Classes 1, 2, and 3 have different properties, and the boundaries are set based on the patterns from the vast data. The present service contract fee per month in Malaysia is calculated by multiplying the device purchase cost and rate of fee, with the rate of fee defined in percentage based on the type of device. High-end equipment has a higher fee rate equivalent to 19.25%, and the lowest rate is 4.95% per year for small devices (Engineering Services Division Ministry of Health, 2018). The fee includes PPM and corrective maintenance (CM) performed by Concessionaire. It is calculated in lump sum fees regardless of the number of failures events the devices encountered throughout their lifespan. A flat rate is imposed from the purchase date to the end of the device life. As a result, the Concessionaire gains a higher profit during the early age of devices, and the profit margin is reduced and approaches breakeven as the age rises.

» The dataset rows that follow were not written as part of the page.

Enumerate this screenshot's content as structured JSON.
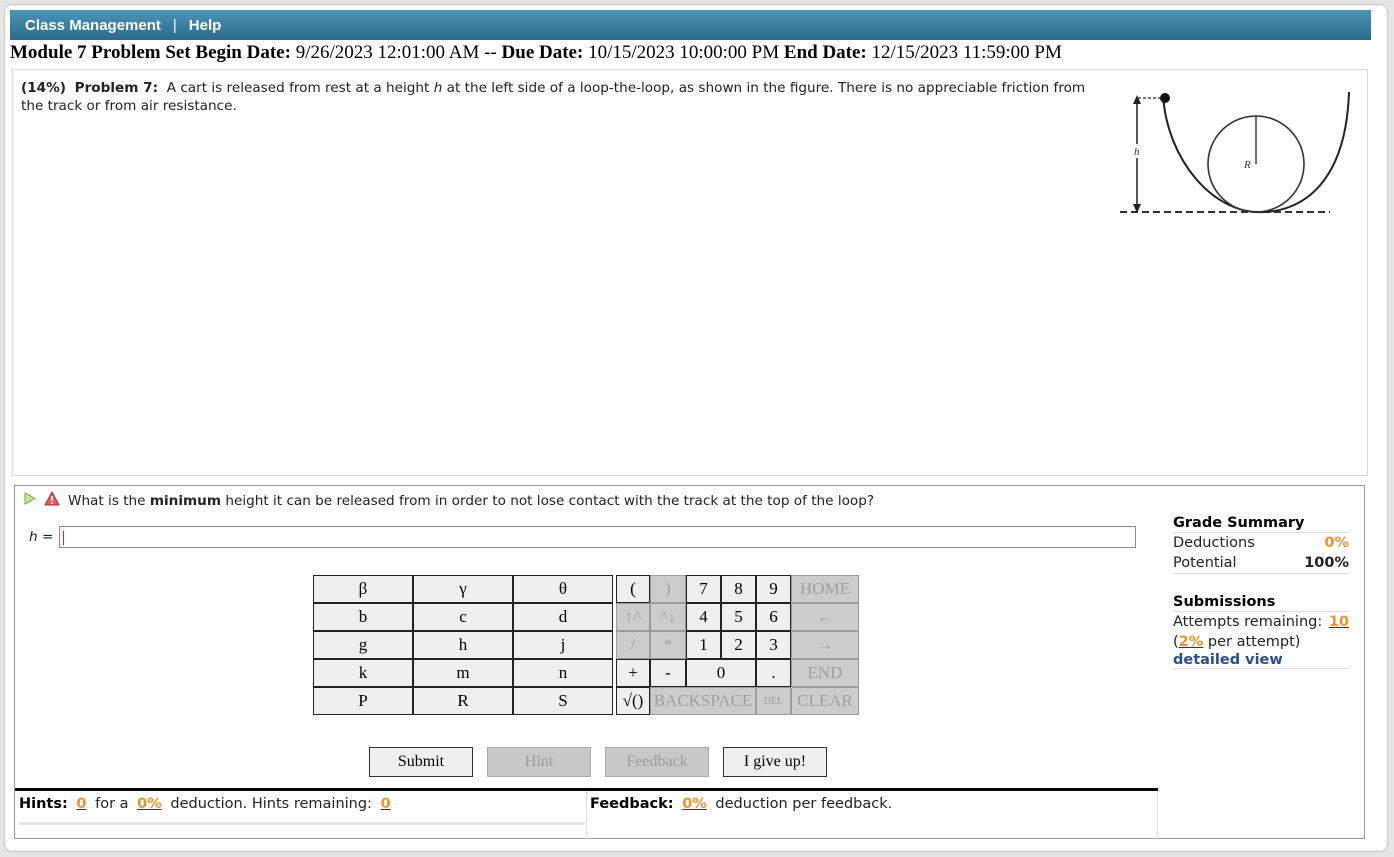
{
  "nav": {
    "items": [
      "Class Management",
      "Help"
    ],
    "separator": "|"
  },
  "dates": {
    "module": "Module 7 Problem Set",
    "begin_label": "Begin Date:",
    "begin_value": "9/26/2023 12:01:00 AM",
    "sep": "--",
    "due_label": "Due Date:",
    "due_value": "10/15/2023 10:00:00 PM",
    "end_label": "End Date:",
    "end_value": "12/15/2023 11:59:00 PM"
  },
  "problem": {
    "weight": "(14%)",
    "label": "Problem 7:",
    "text_before_var": "A cart is released from rest at a height",
    "var": "h",
    "text_after_var": "at the left side of a loop-the-loop, as shown in the figure. There is no appreciable friction from the track or from air resistance.",
    "figure": {
      "height_label": "h",
      "radius_label": "R"
    }
  },
  "question": {
    "icons": [
      "play-icon",
      "warning-icon"
    ],
    "text_before": "What is the",
    "text_bold": "minimum",
    "text_after": "height it can be released from in order to not lose contact with the track at the top of the loop?",
    "answer_var": "h",
    "answer_eq": "=",
    "answer_value": ""
  },
  "keypad": {
    "variables": [
      [
        "β",
        "γ",
        "θ"
      ],
      [
        "b",
        "c",
        "d"
      ],
      [
        "g",
        "h",
        "j"
      ],
      [
        "k",
        "m",
        "n"
      ],
      [
        "P",
        "R",
        "S"
      ]
    ],
    "row1": {
      "open_paren": "(",
      "close_paren": ")",
      "d7": "7",
      "d8": "8",
      "d9": "9",
      "home": "HOME"
    },
    "row2": {
      "pow_up": "↑^",
      "pow_down": "^↓",
      "d4": "4",
      "d5": "5",
      "d6": "6",
      "left": "←"
    },
    "row3": {
      "divide": "/",
      "multiply": "*",
      "d1": "1",
      "d2": "2",
      "d3": "3",
      "right": "→"
    },
    "row4": {
      "plus": "+",
      "minus": "-",
      "d0": "0",
      "dot": ".",
      "end": "END"
    },
    "row5": {
      "sqrt": "√()",
      "backspace": "BACKSPACE",
      "del": "DEL",
      "clear": "CLEAR"
    }
  },
  "actions": {
    "submit": "Submit",
    "hint": "Hint",
    "feedback": "Feedback",
    "give_up": "I give up!"
  },
  "hints": {
    "label": "Hints:",
    "count": "0",
    "for_a": "for a",
    "deduction": "0%",
    "deduction_text": "deduction. Hints remaining:",
    "remaining": "0"
  },
  "feedback": {
    "label": "Feedback:",
    "deduction": "0%",
    "text": "deduction per feedback."
  },
  "grade_summary": {
    "title": "Grade Summary",
    "deductions_label": "Deductions",
    "deductions_value": "0%",
    "potential_label": "Potential",
    "potential_value": "100%"
  },
  "submissions": {
    "title": "Submissions",
    "attempts_label": "Attempts remaining:",
    "attempts_value": "10",
    "per_attempt_value": "2%",
    "per_attempt_text": "per attempt)",
    "detailed_view": "detailed view"
  },
  "colors": {
    "header_top": "#4b95b8",
    "header_bottom": "#2b6a88",
    "accent_orange": "#f0932a",
    "link_blue": "#2b4f8a"
  }
}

Servicecontractfee/month=Purchasecost(MYR)×Rateoffee(%)12

Poor maintenance, planning, and management are the most common causes of medical device failures (Arab-Zozani et al., 2021). Countries have different approaches to organizing maintenance and operational budget planning for medical devices. Saudi Arabia uses life cycle cost estimation in making decisions (World Health Organization, 2011a), and Turkey divided medical devices into technological groups to calculate cost distinctly (Bektemur et al., 2018). In the UK, they use purchasing, donations, replacement, and disposal policies to decide where, what, and when to procure medical devices. The replacement budget per year is implied by dividing the device’s current prices by lifetime (Temple-Bird et al., 2005). The New Delhi Medical Equipment Maintenance policy uses the maintenance cost index as an indicator by dividing maintenance cost by capital cost. The maintenance cost values should not increase by 80% of the capital cost of equipment (Kumar, 2012). The United States of America applies the cost of service ratio by dividing the total annual cost for maintenance by the initial cost value. It is used as guidance to improve performance (World Health Organization, 2011b). Overall, at the time of speaking, none of these countries utilize AI applications for maintenance budget planning.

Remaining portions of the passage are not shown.